31 de julio de 2011

Comer juntos. Ciclo A.





Comer juntos.

El comer no es tan sólo un hecho fisiológico; lo es también cultural y social.
Así lo han entendido la mayor parte de los pueblos, que han visto en la comida una forma única de comunicación, de sintonía humana, de crear distensión y cercanía en torno a una mesa donde se puede confraternizar, dialogar, crecer en la mutua pertenencia, compartir las preocupaciones, los sueños, la vida en común, la solidaridad....

Dentro de la familia sentarse a comer todos juntos en torno al mantel marca esa unidad que tanto necesitamos, fomenta los lazos entre los distintos miembros y nos adentra en una verdadera humanización de todos los quehaceres de la vida.

A Jesús le gustaba asistir a banquetes, participar en la fiesta del alimento compartido, alegrarse con los comensales, dar junto a ellos gracias a Dios, porque la vida es regalo y es don, y el alimento expresión solidaria de esa vida.
Por eso el mismo Jesús nos lega como herencia el ágape fraterno, la Eucaristía, para que recordemos su presencia perenne y salvadora entre nosotros.

Hoy, en los países industrializados, se han operado cambios profundos que afectan a nuestra sociedad en las nuevas formas de comer: se recortan los lazos familiares, los alimentos se industrializan, está la tv que se convierte a menudo en el epicentro de toda la atención de los comensales silenciosos. La comida del mediodía se ha convertido para muchos en un hecho funcional. Nos vamos dando cuenta de que, poco a poco, deshumanizamos un gesto tan humano y tan entrañable como es el sentarnos a comer juntos, sin otros protagonistas que nosotros mismos..
En muchos hogares la mesa no sirve para que padres e hijos se encuentren; hay turnos de comida, otros se quedan en la empresa o salen a comidas de trabajo. Los vínculos familiares se deterioran por la falta de diálogo y comunicación, sobre todo en los niños, principales afectados por hogares rotos, que se refugian en el ordenador o en los juegos solitarios.


Dadles vosotros de comer.

El gesto de Jesús sentándose a la mesa con sus discípulos e invitando a la gente a compartir una sencilla comida, es un toque de atención para una sociedad enferma, como la nuestra, que se está atiborrando de cosas materiales, pero no ha logrado llenar sus necesidades espirituales más profundas. “Dadles vosotros de comer” (Mt 14,16)

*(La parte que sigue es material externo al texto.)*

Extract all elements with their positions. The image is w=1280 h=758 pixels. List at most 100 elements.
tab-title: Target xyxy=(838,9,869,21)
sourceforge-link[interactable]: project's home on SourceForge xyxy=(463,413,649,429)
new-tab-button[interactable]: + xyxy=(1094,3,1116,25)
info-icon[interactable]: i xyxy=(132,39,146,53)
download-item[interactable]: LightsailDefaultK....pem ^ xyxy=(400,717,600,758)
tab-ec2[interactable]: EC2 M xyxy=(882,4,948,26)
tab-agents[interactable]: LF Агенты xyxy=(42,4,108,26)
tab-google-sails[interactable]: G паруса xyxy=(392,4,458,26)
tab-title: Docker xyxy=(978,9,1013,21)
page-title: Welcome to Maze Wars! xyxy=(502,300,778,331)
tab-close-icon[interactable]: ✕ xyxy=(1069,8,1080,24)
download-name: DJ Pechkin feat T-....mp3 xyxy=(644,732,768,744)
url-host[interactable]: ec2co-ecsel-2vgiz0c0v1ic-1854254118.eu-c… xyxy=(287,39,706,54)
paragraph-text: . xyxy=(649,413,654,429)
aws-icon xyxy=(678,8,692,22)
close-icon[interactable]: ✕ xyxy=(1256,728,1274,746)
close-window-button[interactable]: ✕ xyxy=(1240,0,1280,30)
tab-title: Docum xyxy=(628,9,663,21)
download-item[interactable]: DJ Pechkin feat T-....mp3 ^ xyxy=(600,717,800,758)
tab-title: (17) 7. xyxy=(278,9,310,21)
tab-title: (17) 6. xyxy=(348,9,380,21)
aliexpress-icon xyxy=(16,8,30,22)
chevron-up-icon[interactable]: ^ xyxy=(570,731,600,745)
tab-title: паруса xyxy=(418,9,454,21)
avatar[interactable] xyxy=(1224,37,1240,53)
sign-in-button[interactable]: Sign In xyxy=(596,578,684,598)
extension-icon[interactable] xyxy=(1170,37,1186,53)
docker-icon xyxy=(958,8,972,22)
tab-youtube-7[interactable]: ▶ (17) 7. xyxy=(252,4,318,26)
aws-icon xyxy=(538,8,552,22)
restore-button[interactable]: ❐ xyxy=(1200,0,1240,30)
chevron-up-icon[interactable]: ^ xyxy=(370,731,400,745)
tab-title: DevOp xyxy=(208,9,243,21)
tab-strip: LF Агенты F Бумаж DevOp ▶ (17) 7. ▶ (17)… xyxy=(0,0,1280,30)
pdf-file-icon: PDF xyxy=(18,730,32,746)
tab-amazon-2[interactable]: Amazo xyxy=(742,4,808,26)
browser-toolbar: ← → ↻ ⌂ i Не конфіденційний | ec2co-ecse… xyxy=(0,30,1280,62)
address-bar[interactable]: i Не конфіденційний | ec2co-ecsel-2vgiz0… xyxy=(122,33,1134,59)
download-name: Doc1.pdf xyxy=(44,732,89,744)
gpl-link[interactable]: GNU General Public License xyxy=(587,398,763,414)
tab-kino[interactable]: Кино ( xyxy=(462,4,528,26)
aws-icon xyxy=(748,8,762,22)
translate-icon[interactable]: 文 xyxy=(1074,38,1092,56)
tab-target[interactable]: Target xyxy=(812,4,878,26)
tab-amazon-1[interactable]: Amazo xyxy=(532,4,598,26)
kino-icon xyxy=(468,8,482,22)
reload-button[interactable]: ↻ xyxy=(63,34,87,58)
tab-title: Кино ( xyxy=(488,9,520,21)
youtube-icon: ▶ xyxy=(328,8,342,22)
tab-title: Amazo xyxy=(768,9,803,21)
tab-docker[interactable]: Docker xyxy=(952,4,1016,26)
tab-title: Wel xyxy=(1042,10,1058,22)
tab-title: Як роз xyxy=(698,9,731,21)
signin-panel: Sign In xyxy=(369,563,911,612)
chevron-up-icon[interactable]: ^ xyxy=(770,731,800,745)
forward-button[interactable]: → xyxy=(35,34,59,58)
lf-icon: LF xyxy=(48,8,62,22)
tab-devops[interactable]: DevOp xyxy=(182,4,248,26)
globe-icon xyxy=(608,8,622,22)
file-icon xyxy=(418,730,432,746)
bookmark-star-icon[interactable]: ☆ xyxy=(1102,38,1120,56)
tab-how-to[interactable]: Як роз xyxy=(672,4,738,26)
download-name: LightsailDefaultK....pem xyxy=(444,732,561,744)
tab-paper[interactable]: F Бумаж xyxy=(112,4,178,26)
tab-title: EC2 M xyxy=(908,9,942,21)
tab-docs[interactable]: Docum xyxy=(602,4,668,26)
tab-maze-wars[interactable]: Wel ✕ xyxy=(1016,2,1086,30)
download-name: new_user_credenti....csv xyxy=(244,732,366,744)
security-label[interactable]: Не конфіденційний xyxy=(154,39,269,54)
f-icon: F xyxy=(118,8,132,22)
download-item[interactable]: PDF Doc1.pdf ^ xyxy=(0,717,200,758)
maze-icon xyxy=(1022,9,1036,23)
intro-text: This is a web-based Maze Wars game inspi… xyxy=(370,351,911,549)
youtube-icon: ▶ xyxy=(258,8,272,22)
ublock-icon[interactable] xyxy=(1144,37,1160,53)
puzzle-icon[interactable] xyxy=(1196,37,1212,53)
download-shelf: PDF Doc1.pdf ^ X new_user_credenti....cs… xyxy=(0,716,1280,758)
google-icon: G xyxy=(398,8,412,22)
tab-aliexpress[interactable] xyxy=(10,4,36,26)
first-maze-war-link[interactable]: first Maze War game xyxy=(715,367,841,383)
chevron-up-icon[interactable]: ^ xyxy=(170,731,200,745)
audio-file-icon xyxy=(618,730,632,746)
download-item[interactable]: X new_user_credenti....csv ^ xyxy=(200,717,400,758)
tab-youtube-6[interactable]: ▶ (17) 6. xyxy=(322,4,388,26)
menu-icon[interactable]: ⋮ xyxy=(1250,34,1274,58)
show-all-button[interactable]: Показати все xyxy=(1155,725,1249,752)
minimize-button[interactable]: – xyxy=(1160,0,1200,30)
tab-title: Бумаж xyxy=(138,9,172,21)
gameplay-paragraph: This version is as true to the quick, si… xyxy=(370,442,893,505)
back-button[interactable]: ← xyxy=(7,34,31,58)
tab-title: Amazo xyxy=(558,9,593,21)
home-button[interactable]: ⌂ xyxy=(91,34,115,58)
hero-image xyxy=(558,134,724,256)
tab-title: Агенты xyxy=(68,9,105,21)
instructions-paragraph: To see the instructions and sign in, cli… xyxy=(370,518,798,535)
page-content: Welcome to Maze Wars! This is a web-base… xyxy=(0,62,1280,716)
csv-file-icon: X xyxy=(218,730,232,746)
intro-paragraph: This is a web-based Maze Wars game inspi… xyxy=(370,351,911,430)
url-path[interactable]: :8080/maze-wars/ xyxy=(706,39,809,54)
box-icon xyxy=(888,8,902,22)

¿Multiplicar los panes o multiplicar los corazones?
Podemos dar alimentos, pero tener el corazón frío. Y el problema del hambre es un problema de sensibilidad, de solidaridad, de conciencia humanitaria, pues es en el horno del corazón donde se amasa el mejor pan para saciar el hambre.
Hay muchas clases de hambre, pero ninguna tan dolorosa como la que ocasiona el desprecio y el desamor. ¿Cómo llenar esa hambre de amor, de comprensión, de escucha, de justicia?
¿Cómo abordar la soledad de los nuevos pobres de la sociedad moderna: ancianos solitarios, enfermos terminales, niños sin familia, madres abandonadas, mujeres maltratadas, delincuentes, drogadictos, alcohólicos, emigrantes sin papeles, gente sin hogar...
Todos necesitan el pan del amor y el reconocimiento de su dignidad como personas.

Todavía me conmueven las imágenes de numerosos subsaharianos ahogados en las playas de Tarifa huyendo de la geografía del hambre. Espectáculo dantesco que se repite con machacona cotidianidad, en tanto las mafias del comercio humano actúan sin escrúpulos, mientras otros ambicionamos aumentar nuestro producto interior bruto y gastamos el dinero a manos llenas en lo que no alimenta, como nos recuerda hoy el profeta Isaías (Is.55,2),
Nos llenamos de cosas superfluas, devoramos modas y quemamos ídolos con un apetito consumista que no tiene fin ¿Para qué? ¿Somos más felices por ello?


¿Por qué no rentabilizar mejor nuestro salario y compartir parte de él para aliviar las necesidades que reclaman más urgencia por nuestra parte?

No se trata de suscitar mala conciencia, sino de despertar inquietudes. Aportar nuestro pequeño trocito de pan, como el chico del evangelio, opera auténticos milagros, empezando por nosotros mismos, que recuperamos así la propia dignidad.

Hay personas que ofrecen su vida, su tiempo y su dinero para corregir estas desigualdades. Con su ejemplo nos retan a una solidaridad posible y necesaria, aunque el número de los hambrientos crezca, pero también crecerá al mismo tiempo nuestra esperanza.